Chilcapamba, jour 3

Réveil humide dans la petite chambre qui donne sur l’immensité du lac. L’air est frais, comme cristallin et révèle un décor encore plus irréel tant il est vierge. Petit-déjeuner de rois devant cette vue à laquelle on ne peut décemment pas soustraire son attention. Jus d’ananas maison dont la douceur sirupeuse nourrit tous les sens. Ce sont les reprises à la flûte de pan de chansons occidentales qui résonnent dans le réfectoire.

Départ en pick-up pour la communauté indienne de Chilcapamba. On retrouve Victor, 21 ans, une natte d’un noir de jai qui lui descend le long du dos, et un sourire vissé aux lèvres. Il nous fait traverser une nature qui passe par toutes les nuances d’humidité et de végétations. Sol parfois boueux, parfois sableux. On découvre les farouches alpagas qui gardent férocement leurs terres grignotées avec appétit. Plus loin, les eucalyptus embaument l’air de leur fraîcheur et ondulent au gré du vent dans une danse souple et perpétuelle. Arrivée chez Victor à l’arrière du pick-up familial, l’accueil est digne de celui fait à une délégation exceptionnelle. Le repas est un régal de fèves, maïs et tubercules inconnus. Soupe de quinoa dont les papilles se rappelleront longtemps.
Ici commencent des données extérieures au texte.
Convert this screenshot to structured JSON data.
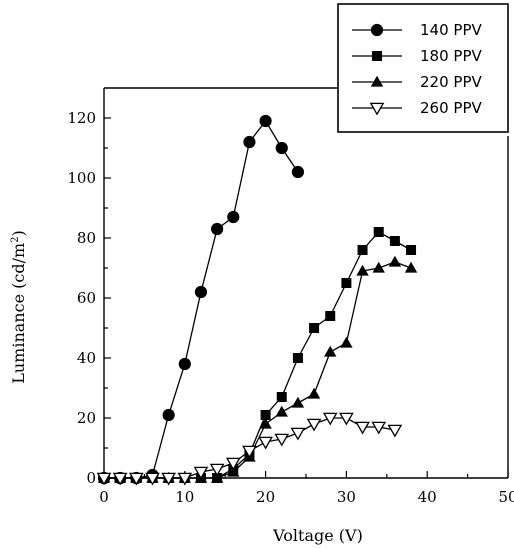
{
  "chart_data": {
    "type": "line",
    "xlabel": "Voltage (V)",
    "ylabel_main": "Luminance (cd/m",
    "ylabel_sup": "2",
    "ylabel_end": ")",
    "xlim": [
      0,
      50
    ],
    "ylim": [
      0,
      130
    ],
    "xticks": [
      0,
      10,
      20,
      30,
      40,
      50
    ],
    "yticks": [
      0,
      20,
      40,
      60,
      80,
      100,
      120
    ],
    "legend_position": "top-right",
    "series": [
      {
        "name": "140 PPV",
        "marker": "circle-filled",
        "color": "#000000",
        "points": [
          [
            0,
            0
          ],
          [
            2,
            0
          ],
          [
            4,
            0
          ],
          [
            6,
            1
          ],
          [
            8,
            21
          ],
          [
            10,
            38
          ],
          [
            12,
            62
          ],
          [
            14,
            83
          ],
          [
            16,
            87
          ],
          [
            18,
            112
          ],
          [
            20,
            119
          ],
          [
            22,
            110
          ],
          [
            24,
            102
          ]
        ]
      },
      {
        "name": "180 PPV",
        "marker": "square-filled",
        "color": "#000000",
        "points": [
          [
            0,
            0
          ],
          [
            2,
            0
          ],
          [
            4,
            0
          ],
          [
            6,
            0
          ],
          [
            8,
            0
          ],
          [
            10,
            0
          ],
          [
            12,
            0
          ],
          [
            14,
            0
          ],
          [
            16,
            3
          ],
          [
            18,
            8
          ],
          [
            20,
            21
          ],
          [
            22,
            27
          ],
          [
            24,
            40
          ],
          [
            26,
            50
          ],
          [
            28,
            54
          ],
          [
            30,
            65
          ],
          [
            32,
            76
          ],
          [
            34,
            82
          ],
          [
            36,
            79
          ],
          [
            38,
            76
          ]
        ]
      },
      {
        "name": "220 PPV",
        "marker": "triangle-up-filled",
        "color": "#000000",
        "points": [
          [
            0,
            0
          ],
          [
            2,
            0
          ],
          [
            4,
            0
          ],
          [
            6,
            0
          ],
          [
            8,
            0
          ],
          [
            10,
            0
          ],
          [
            12,
            0
          ],
          [
            14,
            0
          ],
          [
            16,
            2
          ],
          [
            18,
            7
          ],
          [
            20,
            18
          ],
          [
            22,
            22
          ],
          [
            24,
            25
          ],
          [
            26,
            28
          ],
          [
            28,
            42
          ],
          [
            30,
            45
          ],
          [
            32,
            69
          ],
          [
            34,
            70
          ],
          [
            36,
            72
          ],
          [
            38,
            70
          ]
        ]
      },
      {
        "name": "260 PPV",
        "marker": "triangle-down-open",
        "color": "#000000",
        "points": [
          [
            0,
            0
          ],
          [
            2,
            0
          ],
          [
            4,
            0
          ],
          [
            6,
            0
          ],
          [
            8,
            0
          ],
          [
            10,
            0
          ],
          [
            12,
            2
          ],
          [
            14,
            3
          ],
          [
            16,
            5
          ],
          [
            18,
            9
          ],
          [
            20,
            12
          ],
          [
            22,
            13
          ],
          [
            24,
            15
          ],
          [
            26,
            18
          ],
          [
            28,
            20
          ],
          [
            30,
            20
          ],
          [
            32,
            17
          ],
          [
            34,
            17
          ],
          [
            36,
            16
          ]
        ]
      }
    ]
  }
}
On prend l’après-midi pour découvrir les alentours à VTT, la lumière est d’or et descend dès 15h, baignant tout ce qu’elle touche d’un contraste formidable. Cotacachi est étonnement plus urbanisée qu’on aurait pu le penser et se fait le lieu de villégiature de tout un tas de retraités américains qui arpentent ses trottoirs d’un pas rond. Café glacé à la terrasse d’un coffee shop branché puis retour à la casa, la montée dans les chemins de poussière est particulièrement rude. Mais notre effort se trouve néanmoins récompensé par l’accueil en fanfare de tous les animaux de la maison, cochons et cochons d’inde compris, et un autre repas de gala où les petites tortillas de purée de manioc chantent sous la langue. Le ciel se fait violet et colore le bois de la même nuance fluorescente. On part se coucher au bruit des rires des cousins de Victor et des pneus de voiture qui dévalent les graviers à toute vitesse. Dehors, les citronniers ploient sous le poids de leurs fruits.